Layer 1: Graph Anomaly Detection¶
PyOD has 8 graph anomaly detectors built on PyTorch Geometric (PyG). Install with pip install pyod[graph]. All 8 are transductive in v1 – use decision_scores_ after fit().
from pyod.models.pyg_dominant import DOMINANT
import torch
from torch_geometric.data import Data
data = Data(x=torch.FloatTensor(X), edge_index=torch.LongTensor(edge_index))
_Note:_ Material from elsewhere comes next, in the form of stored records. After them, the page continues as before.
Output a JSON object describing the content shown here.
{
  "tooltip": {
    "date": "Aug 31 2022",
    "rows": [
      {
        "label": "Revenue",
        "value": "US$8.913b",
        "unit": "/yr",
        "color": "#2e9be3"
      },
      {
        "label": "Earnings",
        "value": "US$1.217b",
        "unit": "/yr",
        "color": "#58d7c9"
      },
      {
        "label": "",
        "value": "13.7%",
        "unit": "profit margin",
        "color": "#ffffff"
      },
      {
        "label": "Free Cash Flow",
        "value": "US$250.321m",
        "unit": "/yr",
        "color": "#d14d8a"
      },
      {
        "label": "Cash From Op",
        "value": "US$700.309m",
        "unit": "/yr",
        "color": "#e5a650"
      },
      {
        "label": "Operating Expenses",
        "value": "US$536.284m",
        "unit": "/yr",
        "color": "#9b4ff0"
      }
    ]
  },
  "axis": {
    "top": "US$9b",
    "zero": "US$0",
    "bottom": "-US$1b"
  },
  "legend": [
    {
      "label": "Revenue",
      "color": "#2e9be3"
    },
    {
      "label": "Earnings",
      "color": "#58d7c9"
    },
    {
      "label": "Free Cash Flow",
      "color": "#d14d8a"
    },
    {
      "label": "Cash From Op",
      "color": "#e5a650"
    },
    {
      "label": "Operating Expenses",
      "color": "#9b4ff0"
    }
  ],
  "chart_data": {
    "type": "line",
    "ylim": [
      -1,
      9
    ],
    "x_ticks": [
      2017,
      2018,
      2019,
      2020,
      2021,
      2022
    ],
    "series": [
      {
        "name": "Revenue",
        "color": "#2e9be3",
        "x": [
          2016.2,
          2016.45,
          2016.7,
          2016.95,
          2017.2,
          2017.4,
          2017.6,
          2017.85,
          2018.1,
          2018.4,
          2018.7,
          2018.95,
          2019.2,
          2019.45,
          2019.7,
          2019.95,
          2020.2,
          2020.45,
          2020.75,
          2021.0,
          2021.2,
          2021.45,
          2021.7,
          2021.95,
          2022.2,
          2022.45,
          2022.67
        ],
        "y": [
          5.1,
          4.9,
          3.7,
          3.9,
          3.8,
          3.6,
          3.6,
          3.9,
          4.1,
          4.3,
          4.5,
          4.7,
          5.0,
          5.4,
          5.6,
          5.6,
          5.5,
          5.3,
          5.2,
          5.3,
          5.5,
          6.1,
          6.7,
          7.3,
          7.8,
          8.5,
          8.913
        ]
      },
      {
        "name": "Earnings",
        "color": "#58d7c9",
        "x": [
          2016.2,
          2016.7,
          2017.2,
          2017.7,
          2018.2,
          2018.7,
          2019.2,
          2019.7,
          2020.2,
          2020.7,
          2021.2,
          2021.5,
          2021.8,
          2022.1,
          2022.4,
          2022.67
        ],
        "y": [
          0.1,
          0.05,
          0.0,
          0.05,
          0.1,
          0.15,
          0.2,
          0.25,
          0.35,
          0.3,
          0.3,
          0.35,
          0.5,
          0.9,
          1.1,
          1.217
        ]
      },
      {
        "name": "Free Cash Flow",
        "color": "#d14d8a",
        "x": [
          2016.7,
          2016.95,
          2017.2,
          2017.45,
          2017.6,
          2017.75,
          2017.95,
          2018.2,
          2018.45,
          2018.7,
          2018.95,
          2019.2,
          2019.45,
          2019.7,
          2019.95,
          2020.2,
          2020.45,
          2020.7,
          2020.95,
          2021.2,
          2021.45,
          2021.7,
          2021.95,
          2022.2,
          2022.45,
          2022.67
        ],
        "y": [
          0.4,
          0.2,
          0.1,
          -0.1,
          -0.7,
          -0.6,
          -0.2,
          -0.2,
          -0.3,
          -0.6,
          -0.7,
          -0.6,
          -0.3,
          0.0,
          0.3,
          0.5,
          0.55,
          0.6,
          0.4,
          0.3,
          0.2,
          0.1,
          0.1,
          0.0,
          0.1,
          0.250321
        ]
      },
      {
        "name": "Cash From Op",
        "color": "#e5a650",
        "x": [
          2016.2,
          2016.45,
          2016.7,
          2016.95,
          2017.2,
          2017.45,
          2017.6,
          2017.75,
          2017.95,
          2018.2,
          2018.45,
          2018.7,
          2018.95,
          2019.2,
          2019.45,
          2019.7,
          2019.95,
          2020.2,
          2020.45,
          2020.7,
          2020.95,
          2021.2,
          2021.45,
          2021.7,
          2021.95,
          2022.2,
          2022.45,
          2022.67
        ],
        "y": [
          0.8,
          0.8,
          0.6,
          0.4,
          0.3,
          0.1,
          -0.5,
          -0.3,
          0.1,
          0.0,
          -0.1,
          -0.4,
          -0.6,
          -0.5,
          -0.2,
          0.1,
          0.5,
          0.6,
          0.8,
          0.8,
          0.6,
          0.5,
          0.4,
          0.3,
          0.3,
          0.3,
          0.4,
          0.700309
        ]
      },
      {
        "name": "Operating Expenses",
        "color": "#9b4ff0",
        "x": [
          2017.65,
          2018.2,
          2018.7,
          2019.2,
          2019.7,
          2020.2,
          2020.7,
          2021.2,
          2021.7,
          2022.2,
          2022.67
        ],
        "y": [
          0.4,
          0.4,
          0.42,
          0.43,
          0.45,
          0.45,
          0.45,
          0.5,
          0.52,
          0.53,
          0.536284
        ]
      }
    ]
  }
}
clf = DOMINANT(hidden_dim=64, epochs=100)
clf.fit(data)
scores = clf.decision_scores_ # per-node anomaly scores
Detectors¶
Rankings from BOND benchmark (NeurIPS 2022):
Type |
Detector |
Year |
Venue |
|---|---|---|---|
GCN Autoencoder |
DOMINANT: GCN AE, structure + attribute |
2019 |
SDM |
Contrastive |
CoLA: local neighbor context |
2022 |
WWW |
Contrastive+AE |
CONAD: anomalous-view injection |
2022 |
PAKDD |
Attention AE |
AnomalyDAE: GAT + MLP dual AE |
2020 |
CIKM |
Motif AE |
GUIDE: triangle-motif dual AE |
2021 |
BigData |
Matrix Factor. |
Radar: residual analysis |
2017 |
IJCAI |
Matrix Factor. |
ANOMALOUS: CUR-style, Laplacian |
2018 |
IJCAI |
Structural |
SCAN: structural clustering |
2007 |
KDD |
Input Format¶
Primary: PyG Data object with x (node features) and edge_index (COO edges).
Convenience: numpy arrays for direct fit() calls:
clf.fit(X, edge_index=edge_index)
# X: numpy (n_nodes, n_features)
# edge_index: numpy (2, n_edges)
SCAN is the only structure-only detector – it works without node features. All others require data.x.